Owners can avoid this problem with proper legal drafting and effective contract administration. If the consultant or owner provides a reasonable extension to the contract time, under the applicable contract mechanism, then a new fixed completion date for the contract is established. If the contractor is then late, without proper excuse, it is possible to calculate damages from the new date. Including schedule-extension clauses in construction contracts is thus as much for the benefit of the owner as it is for the contractor. Conversely, failing to grant appropriate schedule extensions is potentially harmful for everyone.
Problems can arise even with an appropriate extension clause. The consultant may be given authority under the contract to decide the amount (if any) of schedule extension to be granted for the owner’s interference and the contractor may disagree strongly with his or her decision. The contractor may be actually delayed, but it may fail to meet a short-fuse contractual time period for giving notice of delay. The owner may interfere with the decision of the consultant. The consultant may fail to decide on the schedule extension time until after the contract is completed – in such a case, the contractor could be in the difficult position of not knowing the supposed completion date until after the contract is complete. The contract may not apply clearly to the specific situation, or it may seem to override the prevention principle. Even if an owner clearly did interfere with the contractor’s work, the actual effect on the project schedule may be difficult to prove. Even where the interference was a provable cause of delay, schedule extensions can have multiple causes, arising from “concurrent delays.” Situations like these can quickly lead into deep legal waters. The thing to remember in such situations is that a party to a contract should not benefit from its own wrong.
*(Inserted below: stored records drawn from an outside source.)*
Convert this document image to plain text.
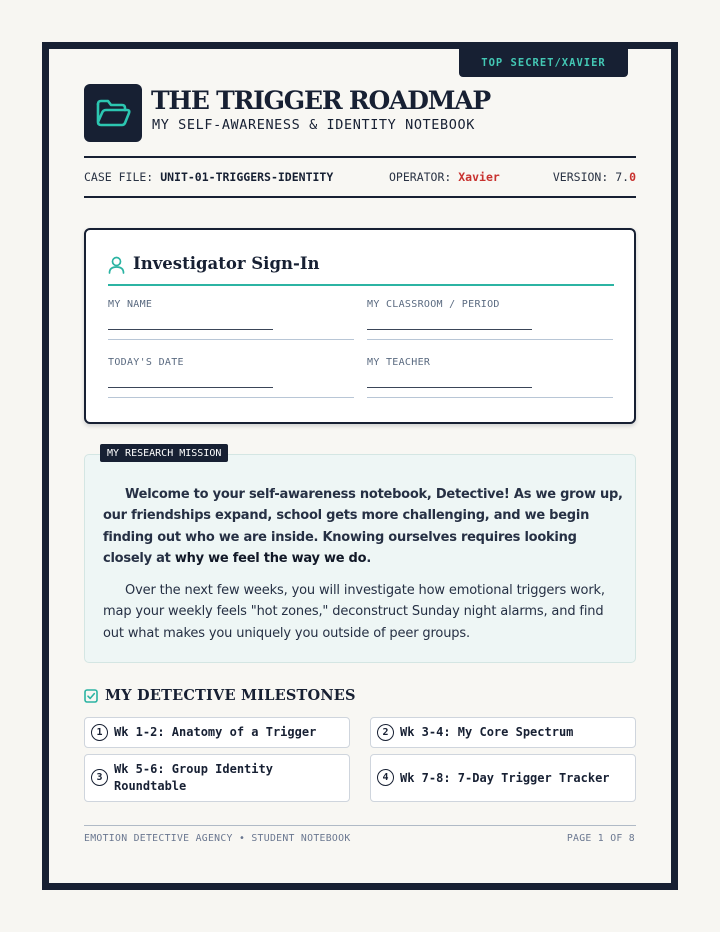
TOP SECRET/XAVIER
THE TRIGGER ROADMAP
MY SELF-AWARENESS & IDENTITY NOTEBOOK
CASE FILE: UNIT-01-TRIGGERS-IDENTITY	OPERATOR: Xavier	VERSION: 7.0
Investigator Sign-In
MY NAME	MY CLASSROOM / PERIOD
TODAY'S DATE	MY TEACHER

Welcome to your self-awareness notebook, Detective! As we grow up, our friendships expand, school gets more challenging, and we begin finding out who we are inside. Knowing ourselves requires looking closely at why we feel the way we do.

Over the next few weeks, you will investigate how emotional triggers work, map your weekly feels "hot zones," deconstruct Sunday night alarms, and find out what makes you uniquely you outside of peer groups.

MY RESEARCH MISSION
MY DETECTIVE MILESTONES
1 Wk 1-2: Anatomy of a Trigger	2 Wk 3-4: My Core Spectrum
3
Wk 5-6: Group Identity
Roundtable
4 Wk 7-8: 7-Day Trigger Tracker
EMOTION DETECTIVE AGENCY • STUDENT NOTEBOOK	PAGE 1 OF 8
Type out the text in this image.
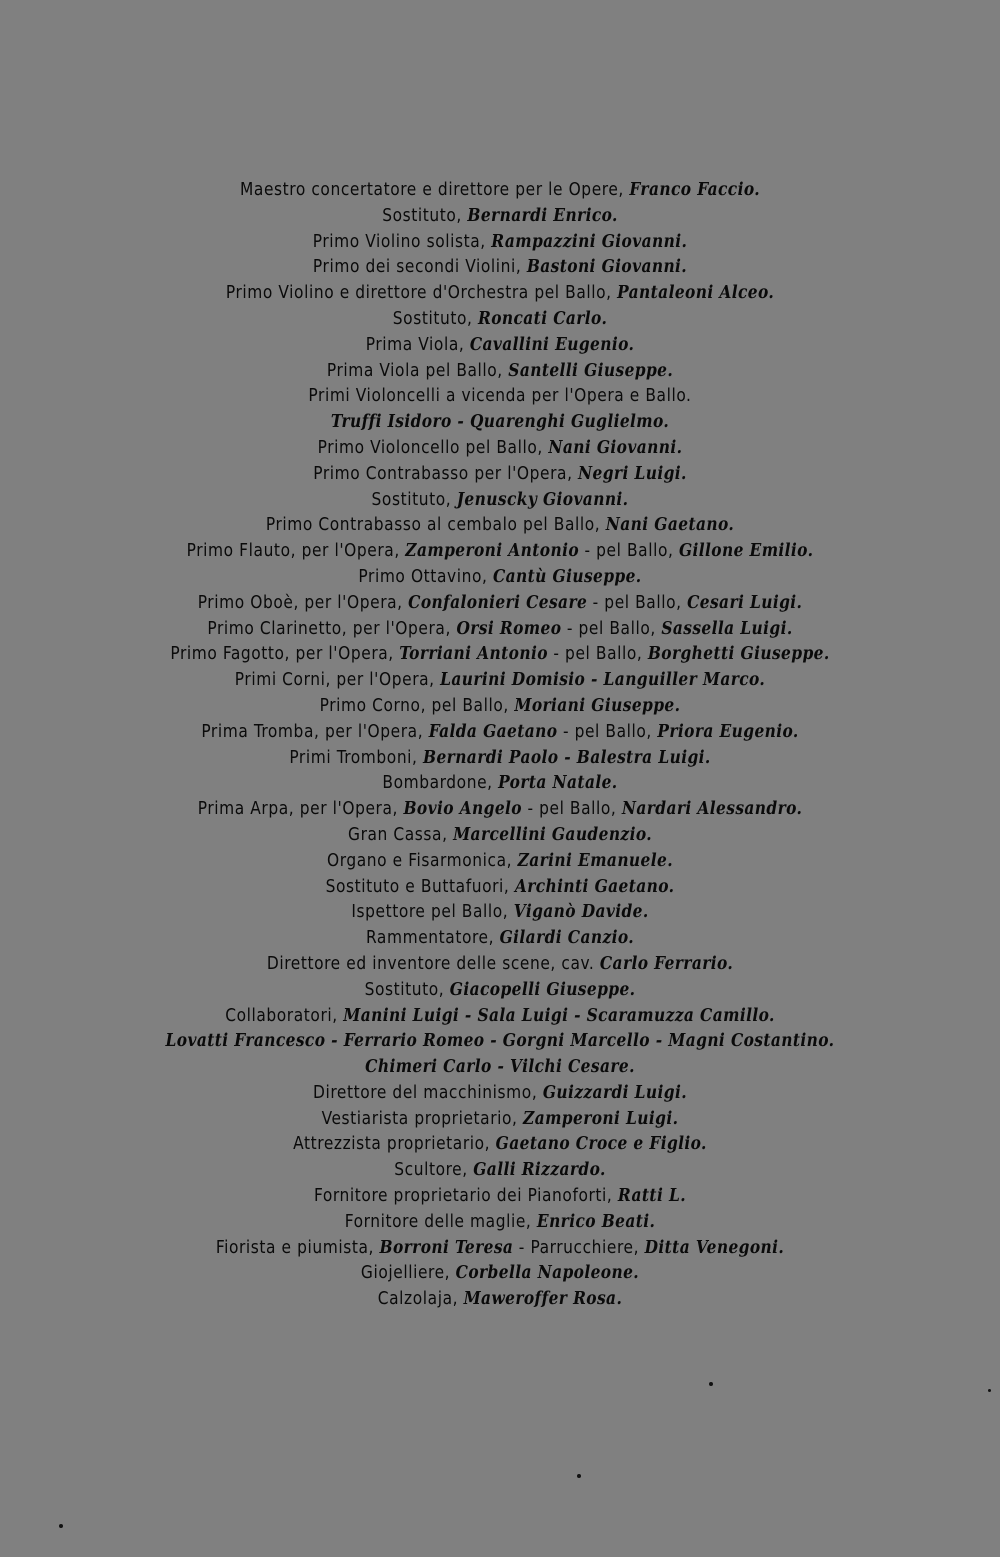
Maestro concertatore e direttore per le Opere, Franco Faccio.
Sostituto, Bernardi Enrico.
Primo Violino solista, Rampazzini Giovanni.
Primo dei secondi Violini, Bastoni Giovanni.
Primo Violino e direttore d'Orchestra pel Ballo, Pantaleoni Alceo.
Sostituto, Roncati Carlo.
Prima Viola, Cavallini Eugenio.
Prima Viola pel Ballo, Santelli Giuseppe.
Primi Violoncelli a vicenda per l'Opera e Ballo.
Truffi Isidoro - Quarenghi Guglielmo.
Primo Violoncello pel Ballo, Nani Giovanni.
Primo Contrabasso per l'Opera, Negri Luigi.
Sostituto, Jenuscky Giovanni.
Primo Contrabasso al cembalo pel Ballo, Nani Gaetano.
Primo Flauto, per l'Opera, Zamperoni Antonio - pel Ballo, Gillone Emilio.
Primo Ottavino, Cantù Giuseppe.
Primo Oboè, per l'Opera, Confalonieri Cesare - pel Ballo, Cesari Luigi.
Primo Clarinetto, per l'Opera, Orsi Romeo - pel Ballo, Sassella Luigi.
Primo Fagotto, per l'Opera, Torriani Antonio - pel Ballo, Borghetti Giuseppe.
Primi Corni, per l'Opera, Laurini Domisio - Languiller Marco.
Primo Corno, pel Ballo, Moriani Giuseppe.
Prima Tromba, per l'Opera, Falda Gaetano - pel Ballo, Priora Eugenio.
Primi Tromboni, Bernardi Paolo - Balestra Luigi.
Bombardone, Porta Natale.
Prima Arpa, per l'Opera, Bovio Angelo - pel Ballo, Nardari Alessandro.
Gran Cassa, Marcellini Gaudenzio.
Organo e Fisarmonica, Zarini Emanuele.
Sostituto e Buttafuori, Archinti Gaetano.
Ispettore pel Ballo, Viganò Davide.
Rammentatore, Gilardi Canzio.
Direttore ed inventore delle scene, cav. Carlo Ferrario.
Sostituto, Giacopelli Giuseppe.
Collaboratori, Manini Luigi - Sala Luigi - Scaramuzza Camillo.
Lovatti Francesco - Ferrario Romeo - Gorgni Marcello - Magni Costantino.
Chimeri Carlo - Vilchi Cesare.
Direttore del macchinismo, Guizzardi Luigi.
Vestiarista proprietario, Zamperoni Luigi.
Attrezzista proprietario, Gaetano Croce e Figlio.
Scultore, Galli Rizzardo.
Fornitore proprietario dei Pianoforti, Ratti L.
Fornitore delle maglie, Enrico Beati.
Fiorista e piumista, Borroni Teresa - Parrucchiere, Ditta Venegoni.
Giojelliere, Corbella Napoleone.
Calzolaja, Maweroffer Rosa.
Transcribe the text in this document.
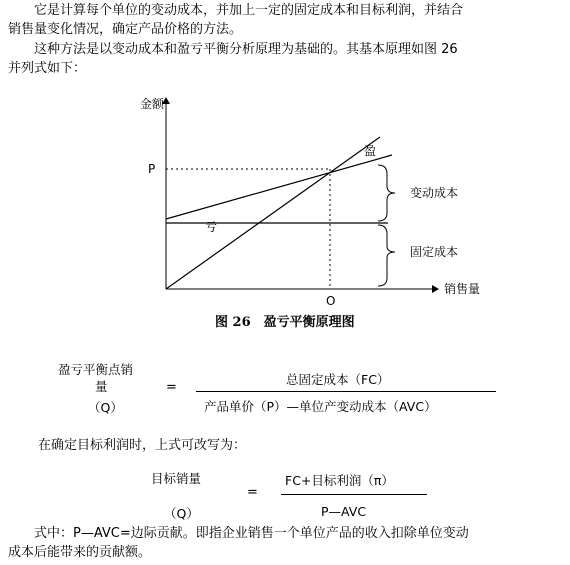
它是计算每个单位的变动成本，并加上一定的固定成本和目标利润，并结合
销售量变化情况，确定产品价格的方法。
这种方法是以变动成本和盈亏平衡分析原理为基础的。其基本原理如图 26
并列式如下：
金额
销售量
P
O
盈
亏
变动成本
固定成本
图 26　盈亏平衡原理图
盈亏平衡点销
量
（Q）
=
总固定成本（FC）
产品单价（P）—单位产变动成本（AVC）
在确定目标利润时，上式可改写为：
目标销量
（Q）
=
FC+目标利润（π）
P—AVC
式中：P—AVC=边际贡献。即指企业销售一个单位产品的收入扣除单位变动
成本后能带来的贡献额。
All of this suggests that owners, contractors and consultants should bear the prevention principle in mind in contract drafting, contract administration and when seeking to resolve construction disputes. The principle tends to encourage fair dealing. On the other hand, it also adds considerations to the legal framework that can go beyond what is clearly set out in the contract language, which can lead to misunderstanding and dispute. Perhaps most importantly, it can be a touchstone for construction contractors in avoiding unfair treatment. Contractors should know their rights with respect to schedule extension, especially where the contractor’s ability to perform may be seriously impaired by the owner.
Dirk Laudan and Siobhan Small practice construction law at Borden Ladner Gervais LLP. This article is for information purposes only and may not be relied on for legal advice.